By:
The Dude on the Right
I put a little post on Facebook: I’m doing something I said I would never do only I can’t say exactly what it is until Monday. How’s that for a tease?
Hundreds, okay just a few of my friends, tried to figure out the mystery, and the guesses ranged from hitting a nudie-bar (I have been to one of those before, so that couldn’t be it), to a spa treatment complete with a pedicure. I will say that all of the guesses were wrong, although from my fiance’s descriptions of her pedicure experiences, well, that may not be ruled out in the future, but in any case, what I did astounded me.
You see, for years, living in Chicago and visiting downtown quite often, there is a tradition I witnessed yet couldn’t understand. The people would be there, in the freezing cold, in a line that sometimes would stretch down the street and around the corner, and you would think it was either the day after Thanksgiving and they were waiting for the season’s hottest gift, or that some store was giving away a hundred dollars just for standing in line. With my friends I would mock these people, laugh at them as they were bundled in their parkas, shivering, yet with shear anticipation on their faces, and in an orderly fashion they would file, one by one, into the little storefront that housed a treasure people far and wide would stand for hours, or at least a bunch of minutes, to secure. The years would go by and I would wonder, "Is it really that good?", and prior to this weekend I had already found out and well, it is good, but "stand-in-line" good? It didn’t matter, I suppose, because there I was, standing in line, in the freezing cold, to get a bag of Garrett’s Popcorn.

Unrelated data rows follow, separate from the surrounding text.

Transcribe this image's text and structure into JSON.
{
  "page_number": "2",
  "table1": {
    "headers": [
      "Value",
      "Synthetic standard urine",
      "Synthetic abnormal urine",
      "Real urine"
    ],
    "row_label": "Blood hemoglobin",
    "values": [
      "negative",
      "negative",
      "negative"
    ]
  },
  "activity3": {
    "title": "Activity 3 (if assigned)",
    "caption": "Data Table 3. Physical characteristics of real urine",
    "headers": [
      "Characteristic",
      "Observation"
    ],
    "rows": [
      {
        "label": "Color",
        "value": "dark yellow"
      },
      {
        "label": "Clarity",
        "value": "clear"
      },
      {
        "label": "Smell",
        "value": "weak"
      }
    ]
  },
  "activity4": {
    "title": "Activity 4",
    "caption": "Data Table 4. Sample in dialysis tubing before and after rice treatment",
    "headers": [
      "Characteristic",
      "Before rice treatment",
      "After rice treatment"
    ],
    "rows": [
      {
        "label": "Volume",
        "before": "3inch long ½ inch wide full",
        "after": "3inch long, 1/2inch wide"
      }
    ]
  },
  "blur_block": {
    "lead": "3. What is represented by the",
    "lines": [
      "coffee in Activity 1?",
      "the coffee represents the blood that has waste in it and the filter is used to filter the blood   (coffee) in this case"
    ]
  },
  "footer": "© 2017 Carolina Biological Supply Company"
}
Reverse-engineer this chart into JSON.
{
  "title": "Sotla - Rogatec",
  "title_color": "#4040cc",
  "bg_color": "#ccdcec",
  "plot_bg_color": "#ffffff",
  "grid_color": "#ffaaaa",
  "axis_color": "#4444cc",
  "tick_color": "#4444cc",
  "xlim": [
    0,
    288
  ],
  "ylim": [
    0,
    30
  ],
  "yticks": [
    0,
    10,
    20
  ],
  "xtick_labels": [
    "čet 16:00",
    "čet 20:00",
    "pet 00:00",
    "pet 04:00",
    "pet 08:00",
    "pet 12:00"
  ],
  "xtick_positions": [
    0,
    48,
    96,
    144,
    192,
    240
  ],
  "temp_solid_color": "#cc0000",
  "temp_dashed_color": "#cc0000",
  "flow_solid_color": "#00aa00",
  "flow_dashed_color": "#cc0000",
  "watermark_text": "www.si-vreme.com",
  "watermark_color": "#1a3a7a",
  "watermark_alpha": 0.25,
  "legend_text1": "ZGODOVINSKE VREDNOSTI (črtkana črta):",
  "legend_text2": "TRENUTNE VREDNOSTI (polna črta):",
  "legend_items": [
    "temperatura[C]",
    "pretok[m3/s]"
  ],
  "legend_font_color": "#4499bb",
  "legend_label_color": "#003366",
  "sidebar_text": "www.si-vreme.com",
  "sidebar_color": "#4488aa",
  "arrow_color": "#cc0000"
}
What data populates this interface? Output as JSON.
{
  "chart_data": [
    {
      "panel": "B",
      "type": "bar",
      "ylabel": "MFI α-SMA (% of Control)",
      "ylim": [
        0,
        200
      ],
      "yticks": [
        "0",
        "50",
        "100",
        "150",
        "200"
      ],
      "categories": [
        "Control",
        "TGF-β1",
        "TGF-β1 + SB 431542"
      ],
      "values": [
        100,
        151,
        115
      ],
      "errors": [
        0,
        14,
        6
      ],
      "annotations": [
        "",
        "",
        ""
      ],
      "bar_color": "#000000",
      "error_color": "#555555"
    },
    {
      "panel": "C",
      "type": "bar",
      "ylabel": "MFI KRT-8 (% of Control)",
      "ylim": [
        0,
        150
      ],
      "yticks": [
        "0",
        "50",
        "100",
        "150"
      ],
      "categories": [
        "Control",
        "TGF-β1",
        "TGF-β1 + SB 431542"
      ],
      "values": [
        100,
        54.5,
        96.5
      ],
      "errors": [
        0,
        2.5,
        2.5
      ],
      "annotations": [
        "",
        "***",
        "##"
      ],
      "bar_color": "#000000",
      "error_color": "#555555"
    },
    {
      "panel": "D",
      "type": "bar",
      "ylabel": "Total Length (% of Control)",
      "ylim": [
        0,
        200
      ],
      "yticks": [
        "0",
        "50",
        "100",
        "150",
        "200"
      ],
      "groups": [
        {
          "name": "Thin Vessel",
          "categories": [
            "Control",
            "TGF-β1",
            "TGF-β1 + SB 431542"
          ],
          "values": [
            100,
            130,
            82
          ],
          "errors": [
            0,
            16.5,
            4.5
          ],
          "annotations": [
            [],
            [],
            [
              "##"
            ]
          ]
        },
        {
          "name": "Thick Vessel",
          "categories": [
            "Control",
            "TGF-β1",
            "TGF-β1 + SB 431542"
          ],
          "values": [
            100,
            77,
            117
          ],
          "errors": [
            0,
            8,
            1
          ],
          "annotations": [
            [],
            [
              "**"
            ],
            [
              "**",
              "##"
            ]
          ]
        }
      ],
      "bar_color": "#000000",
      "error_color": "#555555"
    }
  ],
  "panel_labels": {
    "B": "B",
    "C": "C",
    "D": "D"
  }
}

Yup, hours of my weekend downtown, okay, maybe about 20 minutes, were spent, in a line, waiting for a bag of popcorn (okay, actually two bags of popcorn), something I made fun of for years, something I told myself I would never do, yet as I witnessed a group of girls try to cut in line, as I saw two women become nearly orgasmic as they sampled a little cup of fresh Chicago Mix, and as a tourist, in the freezing cold, wearing sandals, jumped for joy as he walked over a sidewalk grate venting warm air, I patiently waited, moving ahead one person by one person, with my order in my head: "One large bag and one medium bag of Chicago Mix please." I would then pay the man, step to the side, and hope not to screw up the process and have someone yell "No popcorn for you!", yet this wasn’t like a Seinfeld episode because people ahead of me kept changing their minds, and the people behind the counter were patient through every person. There were the newbies, still staring at the menu unsure of what they wanted when it was finally time to order, and then there were the experienced folks, rattling off their popcorn tin requests like they were trading stock, and there I was, bewildered in myself that somehow I was actually the person who suggested this gift for my future in-laws, and if it weren’t for my fiance, I would have forgotten to get a bag for us.
And so I have become a statistic in this world of Chicago, someone I would question if it was really worth it, someone I would mock, someone I always thought must have better things to do when visiting Chicago.
I became a person who came to downtown Chicago to stand in line to buy popcorn.
That’s it for this one! I’m The Dude on the Right!! L8R!!!